At the end of a financial period, the accounting department of a company or a certified public accountant records adjusting and closing entries and prepares several trial balances. Initially, the accountant prepares a trial balance without adjusting entries, then subtracts or adds adjusting entry totals and creates an adjusted trial balance. Finally, he closes all income and expense accounts to retained earnings and prepares a final, post-closing trial balance. Each entry causes a difference between the adjusted and post-closing trial balances.
At the end of each accounting cycle an accountant prepares adjusting entries, an income statement and closing entries to the general ledger. The total income and expense for the period is transferred to the income summary account and the balances are returned to zero. The income summary is then used to create an income statement. Closing entries do not affect the trial balance directly; they are necessary to create an income statement, which removes the income and expenses for the period from the post-closing trial balance.
The adjusted trial balance includes income from the current period. Closing entries reduce the income account to zero and transfer the balance to the income summary account. Each income account listed in the income summary balance contributes to total revenue for the period.
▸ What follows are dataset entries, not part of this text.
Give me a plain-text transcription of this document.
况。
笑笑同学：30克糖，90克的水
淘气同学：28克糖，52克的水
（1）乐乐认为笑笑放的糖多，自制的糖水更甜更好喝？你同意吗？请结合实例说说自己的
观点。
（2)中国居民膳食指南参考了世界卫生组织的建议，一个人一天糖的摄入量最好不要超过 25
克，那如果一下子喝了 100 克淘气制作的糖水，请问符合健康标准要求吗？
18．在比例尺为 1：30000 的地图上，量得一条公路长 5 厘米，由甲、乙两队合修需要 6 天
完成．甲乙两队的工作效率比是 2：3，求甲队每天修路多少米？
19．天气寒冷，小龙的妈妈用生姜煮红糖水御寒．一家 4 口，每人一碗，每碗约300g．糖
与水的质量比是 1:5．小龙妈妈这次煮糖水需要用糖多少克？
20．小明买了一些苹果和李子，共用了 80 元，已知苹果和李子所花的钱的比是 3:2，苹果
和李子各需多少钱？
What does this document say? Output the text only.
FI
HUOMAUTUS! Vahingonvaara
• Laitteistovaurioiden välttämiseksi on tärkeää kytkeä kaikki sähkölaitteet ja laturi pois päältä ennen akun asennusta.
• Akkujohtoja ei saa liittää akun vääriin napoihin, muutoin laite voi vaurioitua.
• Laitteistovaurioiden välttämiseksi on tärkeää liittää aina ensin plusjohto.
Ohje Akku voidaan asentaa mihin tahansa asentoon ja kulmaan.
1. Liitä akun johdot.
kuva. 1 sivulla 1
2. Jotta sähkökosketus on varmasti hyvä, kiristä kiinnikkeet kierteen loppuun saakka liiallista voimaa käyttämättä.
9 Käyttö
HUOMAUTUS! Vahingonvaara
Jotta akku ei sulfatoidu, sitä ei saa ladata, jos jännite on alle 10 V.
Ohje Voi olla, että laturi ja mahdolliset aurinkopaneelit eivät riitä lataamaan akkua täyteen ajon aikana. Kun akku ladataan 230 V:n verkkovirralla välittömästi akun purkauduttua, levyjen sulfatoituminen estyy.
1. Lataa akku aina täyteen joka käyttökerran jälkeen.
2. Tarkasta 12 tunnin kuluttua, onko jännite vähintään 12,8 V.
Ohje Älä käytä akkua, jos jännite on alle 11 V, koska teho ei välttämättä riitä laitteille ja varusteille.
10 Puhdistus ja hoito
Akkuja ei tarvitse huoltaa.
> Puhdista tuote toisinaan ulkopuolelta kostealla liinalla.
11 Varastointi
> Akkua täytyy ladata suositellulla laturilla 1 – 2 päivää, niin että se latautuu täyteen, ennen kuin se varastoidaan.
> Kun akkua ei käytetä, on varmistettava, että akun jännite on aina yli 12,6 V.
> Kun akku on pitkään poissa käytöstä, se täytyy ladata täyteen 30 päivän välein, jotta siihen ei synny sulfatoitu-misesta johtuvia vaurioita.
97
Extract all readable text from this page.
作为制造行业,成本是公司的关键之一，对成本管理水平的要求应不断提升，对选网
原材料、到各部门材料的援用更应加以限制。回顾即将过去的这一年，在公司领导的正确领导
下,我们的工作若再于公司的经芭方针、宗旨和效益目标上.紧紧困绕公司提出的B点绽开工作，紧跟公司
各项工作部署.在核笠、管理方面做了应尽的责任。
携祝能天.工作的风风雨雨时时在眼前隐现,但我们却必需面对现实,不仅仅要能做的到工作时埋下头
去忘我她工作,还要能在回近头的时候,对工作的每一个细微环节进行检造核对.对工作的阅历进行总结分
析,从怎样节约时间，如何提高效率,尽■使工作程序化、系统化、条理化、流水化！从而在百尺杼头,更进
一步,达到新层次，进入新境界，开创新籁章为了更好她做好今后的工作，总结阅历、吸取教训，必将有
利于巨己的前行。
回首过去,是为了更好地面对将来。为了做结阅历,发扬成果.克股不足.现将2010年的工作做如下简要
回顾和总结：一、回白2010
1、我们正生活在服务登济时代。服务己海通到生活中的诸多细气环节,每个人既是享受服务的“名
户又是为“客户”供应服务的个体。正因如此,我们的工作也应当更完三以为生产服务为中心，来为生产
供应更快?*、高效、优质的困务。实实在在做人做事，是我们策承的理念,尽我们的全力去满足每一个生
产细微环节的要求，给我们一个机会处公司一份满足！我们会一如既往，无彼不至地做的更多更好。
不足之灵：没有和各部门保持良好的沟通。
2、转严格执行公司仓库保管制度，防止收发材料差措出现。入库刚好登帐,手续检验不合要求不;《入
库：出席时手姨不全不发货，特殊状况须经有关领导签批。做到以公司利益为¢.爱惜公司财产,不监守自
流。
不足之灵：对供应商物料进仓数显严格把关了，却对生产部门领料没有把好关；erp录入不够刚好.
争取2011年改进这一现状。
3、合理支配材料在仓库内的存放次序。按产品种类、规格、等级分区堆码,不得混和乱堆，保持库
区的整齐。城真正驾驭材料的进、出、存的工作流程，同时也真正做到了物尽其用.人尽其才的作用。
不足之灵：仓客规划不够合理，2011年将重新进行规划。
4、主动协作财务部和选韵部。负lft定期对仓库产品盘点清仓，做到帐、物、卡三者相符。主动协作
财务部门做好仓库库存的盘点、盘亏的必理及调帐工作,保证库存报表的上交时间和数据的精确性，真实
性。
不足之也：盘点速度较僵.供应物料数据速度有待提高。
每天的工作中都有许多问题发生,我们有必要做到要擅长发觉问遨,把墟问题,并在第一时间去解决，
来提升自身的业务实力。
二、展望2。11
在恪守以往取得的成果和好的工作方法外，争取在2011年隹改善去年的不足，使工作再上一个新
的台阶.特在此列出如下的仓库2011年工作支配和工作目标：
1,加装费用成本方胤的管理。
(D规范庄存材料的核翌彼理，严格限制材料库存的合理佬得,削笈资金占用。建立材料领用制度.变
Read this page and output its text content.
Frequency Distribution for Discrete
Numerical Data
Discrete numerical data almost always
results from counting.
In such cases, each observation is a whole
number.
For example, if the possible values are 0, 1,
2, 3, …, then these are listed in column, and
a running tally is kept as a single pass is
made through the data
When income is recognized on the income statement, the total credit balance of all adjusted trial balance entries is reduced. When the post-closing trial balance is prepared, the income accounts are not listed because they all equal zero.
The adjusted trial balance also includes expenses for the current period, which are transferred to the income summary account and income statement. Expenses for the period are included in the adjusted trial balance before being transferred to the income statement. Closing entries to the general ledger reduce the balance of each expense to zero; the accounts are not included in the post-closing trial balance.
Once the income statement accounts have been closed, net income is determined and dividends for the period are subtracted from net income. The resulting amount is considered retained earnings, or the amount of funds still on hand after paying for all expenses. A company can choose to keep those funds for future use, pay back investors or pay towards the principal of notes or accounts payable. The retained earnings reported on the adjusted trial balance is the amount left over from the previous period, whereas the amount reported on the post-closing trial balance includes the previous amount plus the retained earnings for the current period.